Изучение диалектики и метафизики было принято с таким рвением, что в короткое время эти отрасли знания вытеснили все остальные. Последствия были вредны для умов людей; их внимание было полностью поглощено этим объектом их выбора, преследование более солидных знаний рассматривалось с безразличием — история игнорировалась, литература не замечалась, одним словом, ум был развит только наполовину. Все, что относится к воображению и чувствам, было принесено в жертву культивации интеллекта; не, действительно, в его самых полезных операциях — формировании ясного и совершенного восприятия, зрелого суждения, привычки здравого и точного рассуждения, — но в тех, которые являются хитрыми, тонкими и экстравагантными.

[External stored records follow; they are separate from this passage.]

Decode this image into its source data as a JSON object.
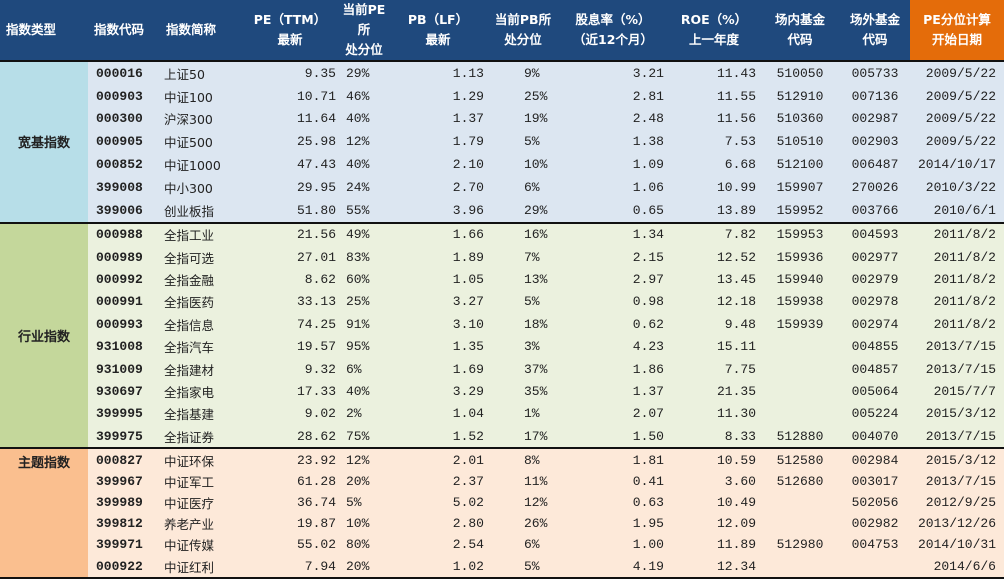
{
  "colors": {
    "header": "#1f497d",
    "header_highlight": "#e46c0a",
    "broad": "#dce6f1",
    "industry": "#ebf1de",
    "theme": "#fde9d9"
  },
  "headers": [
    [
      "指数类型"
    ],
    [
      "指数代码"
    ],
    [
      "指数简称"
    ],
    [
      "PE（TTM）",
      "最新"
    ],
    [
      "当前PE所",
      "处分位"
    ],
    [
      "PB（LF）",
      "最新"
    ],
    [
      "当前PB所",
      "处分位"
    ],
    [
      "股息率（%）",
      "（近12个月）"
    ],
    [
      "ROE（%）",
      "上一年度"
    ],
    [
      "场内基金",
      "代码"
    ],
    [
      "场外基金",
      "代码"
    ],
    [
      "PE分位计算",
      "开始日期"
    ]
  ],
  "sections": [
    {
      "type": "宽基指数",
      "rows": [
        [
          "000016",
          "上证50",
          "9.35",
          "29%",
          "1.13",
          "9%",
          "3.21",
          "11.43",
          "510050",
          "005733",
          "2009/5/22"
        ],
        [
          "000903",
          "中证100",
          "10.71",
          "46%",
          "1.29",
          "25%",
          "2.81",
          "11.55",
          "512910",
          "007136",
          "2009/5/22"
        ],
        [
          "000300",
          "沪深300",
          "11.64",
          "40%",
          "1.37",
          "19%",
          "2.48",
          "11.56",
          "510360",
          "002987",
          "2009/5/22"
        ],
        [
          "000905",
          "中证500",
          "25.98",
          "12%",
          "1.79",
          "5%",
          "1.38",
          "7.53",
          "510510",
          "002903",
          "2009/5/22"
        ],
        [
          "000852",
          "中证1000",
          "47.43",
          "40%",
          "2.10",
          "10%",
          "1.09",
          "6.68",
          "512100",
          "006487",
          "2014/10/17"
        ],
        [
          "399008",
          "中小300",
          "29.95",
          "24%",
          "2.70",
          "6%",
          "1.06",
          "10.99",
          "159907",
          "270026",
          "2010/3/22"
        ],
        [
          "399006",
          "创业板指",
          "51.80",
          "55%",
          "3.96",
          "29%",
          "0.65",
          "13.89",
          "159952",
          "003766",
          "2010/6/1"
        ]
      ]
    },
    {
      "type": "行业指数",
      "rows": [
        [
          "000988",
          "全指工业",
          "21.56",
          "49%",
          "1.66",
          "16%",
          "1.34",
          "7.82",
          "159953",
          "004593",
          "2011/8/2"
        ],
        [
          "000989",
          "全指可选",
          "27.01",
          "83%",
          "1.89",
          "7%",
          "2.15",
          "12.52",
          "159936",
          "002977",
          "2011/8/2"
        ],
        [
          "000992",
          "全指金融",
          "8.62",
          "60%",
          "1.05",
          "13%",
          "2.97",
          "13.45",
          "159940",
          "002979",
          "2011/8/2"
        ],
        [
          "000991",
          "全指医药",
          "33.13",
          "25%",
          "3.27",
          "5%",
          "0.98",
          "12.18",
          "159938",
          "002978",
          "2011/8/2"
        ],
        [
          "000993",
          "全指信息",
          "74.25",
          "91%",
          "3.10",
          "18%",
          "0.62",
          "9.48",
          "159939",
          "002974",
          "2011/8/2"
        ],
        [
          "931008",
          "全指汽车",
          "19.57",
          "95%",
          "1.35",
          "3%",
          "4.23",
          "15.11",
          "",
          "004855",
          "2013/7/15"
        ],
        [
          "931009",
          "全指建材",
          "9.32",
          "6%",
          "1.69",
          "37%",
          "1.86",
          "7.75",
          "",
          "004857",
          "2013/7/15"
        ],
        [
          "930697",
          "全指家电",
          "17.33",
          "40%",
          "3.29",
          "35%",
          "1.37",
          "21.35",
          "",
          "005064",
          "2015/7/7"
        ],
        [
          "399995",
          "全指基建",
          "9.02",
          "2%",
          "1.04",
          "1%",
          "2.07",
          "11.30",
          "",
          "005224",
          "2015/3/12"
        ],
        [
          "399975",
          "全指证券",
          "28.62",
          "75%",
          "1.52",
          "17%",
          "1.50",
          "8.33",
          "512880",
          "004070",
          "2013/7/15"
        ]
      ]
    },
    {
      "type": "主题指数",
      "rows": [
        [
          "000827",
          "中证环保",
          "23.92",
          "12%",
          "2.01",
          "8%",
          "1.81",
          "10.59",
          "512580",
          "002984",
          "2015/3/12"
        ],
        [
          "399967",
          "中证军工",
          "61.28",
          "20%",
          "2.37",
          "11%",
          "0.41",
          "3.60",
          "512680",
          "003017",
          "2013/7/15"
        ],
        [
          "399989",
          "中证医疗",
          "36.74",
          "5%",
          "5.02",
          "12%",
          "0.63",
          "10.49",
          "",
          "502056",
          "2012/9/25"
        ],
        [
          "399812",
          "养老产业",
          "19.87",
          "10%",
          "2.80",
          "26%",
          "1.95",
          "12.09",
          "",
          "002982",
          "2013/12/26"
        ],
        [
          "399971",
          "中证传媒",
          "55.02",
          "80%",
          "2.54",
          "6%",
          "1.00",
          "11.89",
          "512980",
          "004753",
          "2014/10/31"
        ],
        [
          "000922",
          "中证红利",
          "7.94",
          "20%",
          "1.02",
          "5%",
          "4.19",
          "12.34",
          "",
          "",
          "2014/6/6"
        ]
      ]
    }
  ]
}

Те, кто упрекает Церковь за ее поведение в тот период по отношению к новаторам, имеют весьма несовершенное представление о действительном состоянии Европы в том, что касается науки и религии. Мы уже видели, что интеллектуальное развитие носило религиозный характер; следовательно, даже отклоняясь от правильного пути, оно все же сохраняло этот характер, и самые причудливые тонкости применялись к тайнам самым возвышенным. Почти все еретики того времени были известными диалектиками, и их заблуждения проистекали из излишней тонкости. Росцелин, один из ведущих диалектиков своего времени, был основателем или, по крайней мере, одним из лидеров секты номиналистов. Абеляр был знаменит быстротой своих талантов, мастерством в диспутах и умением объяснять все так, чтобы это соответствовало его тезису. Злоупотребление собственным интеллектом привело его к заблуждениям, о которых мы уже говорили, — заблуждениям, которых он бы избежал, если бы гордо не предался своим собственным суетным мыслям. Мания все утончать увлекла Жильбера де ла Порре в самые прискорбные заблуждения по вопросу о Божестве; Амори, другой знаменитый философ, следуя моде того времени, так горячо взялся за вопрос о первоматерии Аристотеля, что закончил тем, что объявил материю Богом. Церковь решительно противостояла этим заблуждениям, которые возникали в огромном количестве в умах, сбитых с толку суетными аргументами и раздутых глупой гордыней. Было бы странным заблуждением относительно истинных интересов науки полагать, что сопротивление Церкви этим безумствующим новаторам не было в высшей степени благоприятным для интеллектуального прогресса.